Stoicism – How Philosophy can make you a better Gamer
“I am not a ‘wise man,’ nor . . . shall I ever be. And so require not from me that I should be equal to the best, but that I should be better than the wicked. It is enough for me if every day I reduce the number of my vices, and blame my mistakes.” – Seneca
When you hear the word Philosophy, you probably think back to dry lectures or imagine some pretentious armchair philosopher spouting nonsensical words. Trust me, me too. Most philosophy is complex, practically useless, and time consuming to read or listen to. This is what makes Stoicism so unique.
Stoicism isn’t about suppressing feelings or beating yourself up. It’s a no-nonsense approach to living practically. Made for action, not endless discussion. A basic set of general advice to live richer more rewarding lives with less effort. In other words, Stoicism is a mental framework for transforming anything into a positive frame that enables action and peaceful thoughts. This is critical to anyone who has ever picked up a controller.
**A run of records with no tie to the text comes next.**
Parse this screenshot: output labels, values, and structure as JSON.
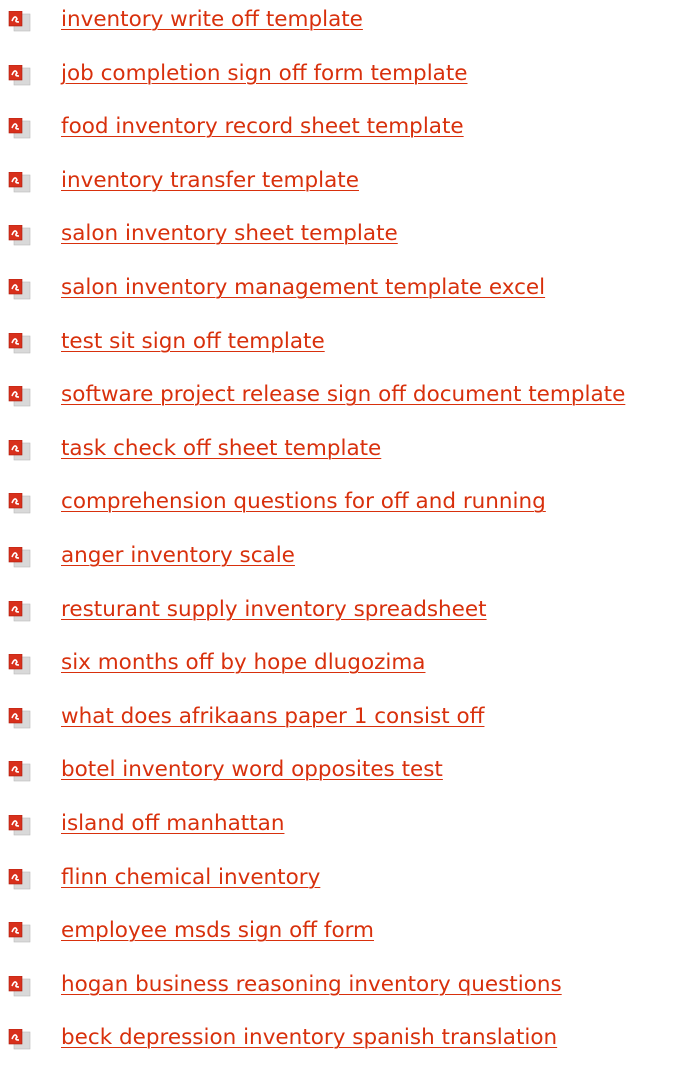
{
  "colors": {
    "link": "#d8300c",
    "background": "#ffffff",
    "icon_red": "#d8301c",
    "icon_paper": "#d4d4d4"
  },
  "icon": "pdf-document-icon",
  "links": [
    {
      "label": "inventory write off template"
    },
    {
      "label": "job completion sign off form template"
    },
    {
      "label": "food inventory record sheet template"
    },
    {
      "label": "inventory transfer template"
    },
    {
      "label": "salon inventory sheet template"
    },
    {
      "label": "salon inventory management template excel"
    },
    {
      "label": "test sit sign off template"
    },
    {
      "label": "software project release sign off document template"
    },
    {
      "label": "task check off sheet template"
    },
    {
      "label": "comprehension questions for off and running"
    },
    {
      "label": "anger inventory scale"
    },
    {
      "label": "resturant supply inventory spreadsheet"
    },
    {
      "label": "six months off by hope dlugozima"
    },
    {
      "label": "what does afrikaans paper 1 consist off"
    },
    {
      "label": "botel inventory word opposites test"
    },
    {
      "label": "island off manhattan"
    },
    {
      "label": "flinn chemical inventory"
    },
    {
      "label": "employee msds sign off form"
    },
    {
      "label": "hogan business reasoning inventory questions"
    },
    {
      "label": "beck depression inventory spanish translation"
    }
  ]
}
Are you familiar with the phrase “tilted”? It originated from poker, known as a mental or emotional state that leads to the player using a less than optimal strategy. We all dread being tilted. Let’s be honest, games are a lot more fun when you’re winning.
How many times were you on Xbox live where some random kid talked about how his disabled grandfather with one arm could play better than you? Or how about the post-game messages about how you cheated to win? Enough of these would make anyone frustrated, especially someone who hasn’t been initiated into Stoicism. But you’re about to be and we will start with training your perception. Epictetus, one of the fathers of Stoicism suggests we hold impressions (anything that moves from the internal/external world into your immediate consciousness) in our mind for a second and truly judge it for what it is and find the beauty in it. In this way, anything negative can be turned into a positive by framing it properly.
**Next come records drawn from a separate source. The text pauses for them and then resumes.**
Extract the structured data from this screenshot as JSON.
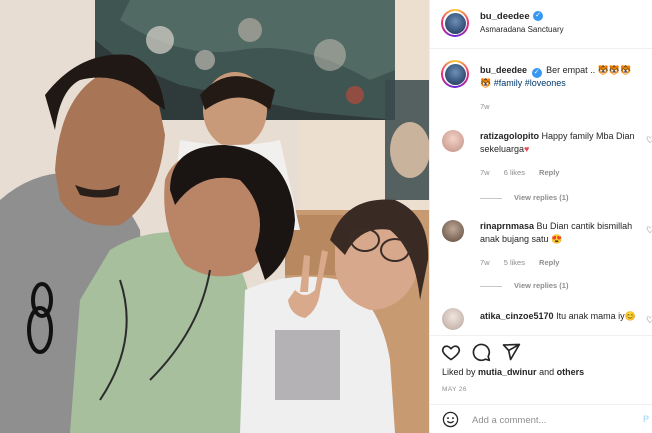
{
  "post": {
    "username": "bu_deedee",
    "location": "Asmaradana Sanctuary",
    "caption": {
      "text": "Ber empat .. 🐯🐯🐯",
      "emoji_line": "🐯",
      "hashtags": "#family #loveones",
      "age": "7w"
    },
    "likes_prefix": "Liked by",
    "likes_user": "mutia_dwinur",
    "likes_suffix": "and",
    "likes_others": "others",
    "date": "MAY 26"
  },
  "comments": [
    {
      "username": "ratizagolopito",
      "text": "Happy family Mba Dian sekeluarga",
      "emoji": "♥",
      "age": "7w",
      "likes": "6 likes",
      "reply": "Reply",
      "view_replies": "View replies (1)"
    },
    {
      "username": "rinaprnmasa",
      "text": "Bu Dian cantik bismillah anak bujang satu 😍",
      "age": "7w",
      "likes": "5 likes",
      "reply": "Reply",
      "view_replies": "View replies (1)"
    },
    {
      "username": "atika_cinzoe5170",
      "text": "Itu anak mama iy😊",
      "age": "",
      "likes": "",
      "reply": "",
      "view_replies": ""
    }
  ],
  "composer": {
    "placeholder": "Add a comment...",
    "post_label": "P"
  },
  "icons": {
    "like": "heart-outline-icon",
    "comment": "speech-bubble-icon",
    "share": "paper-plane-icon",
    "emoji": "smiley-icon"
  },
  "colors": {
    "verified": "#3897f0",
    "hashtag": "#00376b",
    "reply_heart": "#ed4956",
    "post_button": "#b2dffc"
  }
}
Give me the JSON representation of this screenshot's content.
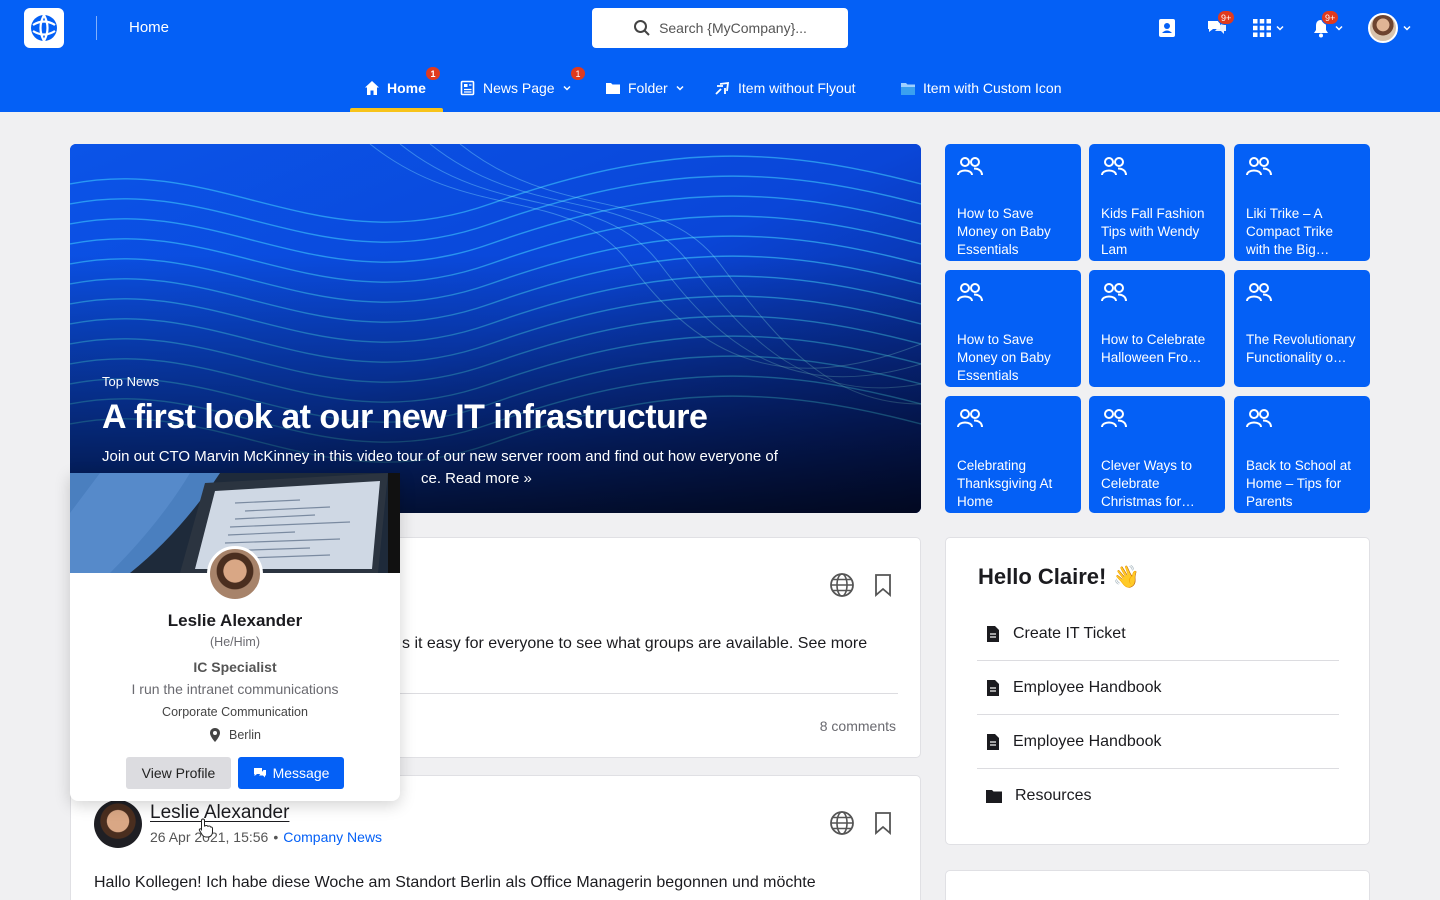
{
  "header": {
    "breadcrumb": "Home",
    "search_placeholder": "Search {MyCompany}...",
    "chat_badge": "9+",
    "notifications_badge": "9+",
    "brand_color": "#0460f6"
  },
  "nav": {
    "items": [
      {
        "label": "Home",
        "badge": "1",
        "icon": "home-icon"
      },
      {
        "label": "News Page",
        "badge": "1",
        "icon": "news-icon"
      },
      {
        "label": "Folder",
        "icon": "folder-icon"
      },
      {
        "label": "Item without Flyout",
        "icon": "plane-icon"
      },
      {
        "label": "Item with Custom Icon",
        "icon": "custom-icon"
      }
    ]
  },
  "hero": {
    "kicker": "Top News",
    "title": "A first look at our new IT infrastructure",
    "text": "Join out CTO Marvin McKinney in this video tour of our new server room and find out how everyone of",
    "text2": "ce. Read more »"
  },
  "tiles": [
    "How to Save Money on Baby Essentials",
    "Kids Fall Fashion Tips with Wendy Lam",
    "Liki Trike – A Compact Trike with the Big…",
    "How to Save Money on Baby Essentials",
    "How to Celebrate Halloween Fro…",
    "The Revolutionary Functionality o…",
    "Celebrating Thanksgiving At Home",
    "Clever Ways to Celebrate Christmas for…",
    "Back to School at Home – Tips for Parents"
  ],
  "post1": {
    "text": "s it easy for everyone to see what groups are available. See more",
    "comments": "8 comments"
  },
  "post2": {
    "author": "Leslie Alexander",
    "date": "26 Apr 2021, 15:56",
    "separator": "•",
    "channel": "Company News",
    "text": "Hallo Kollegen! Ich habe diese Woche am Standort Berlin als Office Managerin begonnen und möchte"
  },
  "hello": {
    "title": "Hello Claire! 👋",
    "links": [
      {
        "label": "Create IT Ticket",
        "icon": "document-icon"
      },
      {
        "label": "Employee Handbook",
        "icon": "document-icon"
      },
      {
        "label": "Employee Handbook",
        "icon": "document-icon"
      },
      {
        "label": "Resources",
        "icon": "folder-icon"
      }
    ]
  },
  "profile": {
    "name": "Leslie Alexander",
    "pronouns": "(He/Him)",
    "role": "IC Specialist",
    "bio": "I run the intranet communications",
    "department": "Corporate Communication",
    "location": "Berlin",
    "view_profile": "View Profile",
    "message": "Message"
  }
}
An example would be trash talk during games. So someone thinks your mother is so large she has her own gravitational field and made a mistake in not aborting you? Alright, well, that’s just a sentence on it’s own. Your perception then has to interpret this sentence. In a gaming context, this would be during a competitive match and could easily tilt a normal player. But not a stoic. A stoic recognizes this is a cheap tactic of poorly strung together words to get you to play worse. So you hold the judgement, laugh it off, and remind yourself it’s helping you develop fortitude and resilience. Let someone’s trash talk act as mental training weights. Isn’t that a better way of interpreting the event and responding to it while simultaneously strengthening yourself? It’s not easy and you won’t always be able to do it but with time and practice, you’ll surprise yourself. We’re often far more capable than we give ourselves credit for.
Marcus Aurelius, formerly the most powerful emperor in Rome and a famous stoic, wrote this in his private journal: “Today I escaped from anxiety. Or no, I discarded it, because it was within me, in my own perceptions—not outside.” With this line of thought, it’s not crazy to suggest we all can escape from negative emotions by re-framing them to ourselves in a positive light. In fact, this is the current golden standard in modern day therapy to help patients. Cognitive-Behavioral therapy was based on the origins of Stoicism and the ability to re-frame events in your mind. The Cognitive aspect of therapy often involves diffusing limiting beliefs or logical fallacies and behavioral therapy involves getting the patient to physically act in ways to progress towards his desired outcomes. Stoicism is basically a life hack to avoid therapy bills and maintain sanity in an ever-increasingly insane world.
Stoicism doesn’t stop at just re-training your perception, it’s full of interesting exercises such as practicing misfortune. We should regularly envision the worst things that can happen to us to not only mentally prepare us but to try and prevent the shock of misfortune when or if it occurs. Stoics are also taught to keep in mind that everything is fleeting and eventually returns it’s energy to the earth. Think about every great person from history you’ve ever read about and admired. They all end up in the ground like everyone else. We should often remind ourselves of this to calm our ego’s and realize that we all have a finite amount of time in the game of life. But entire books have been written on Stoicism and I’m afraid I won’t do it justice with a blog post. The best I can hope for is that my words spark your interest enough to study Stoicism and play better online. And congratulations! By making it this far, you are officially a Stoic. Now let’s go wreck some noobs!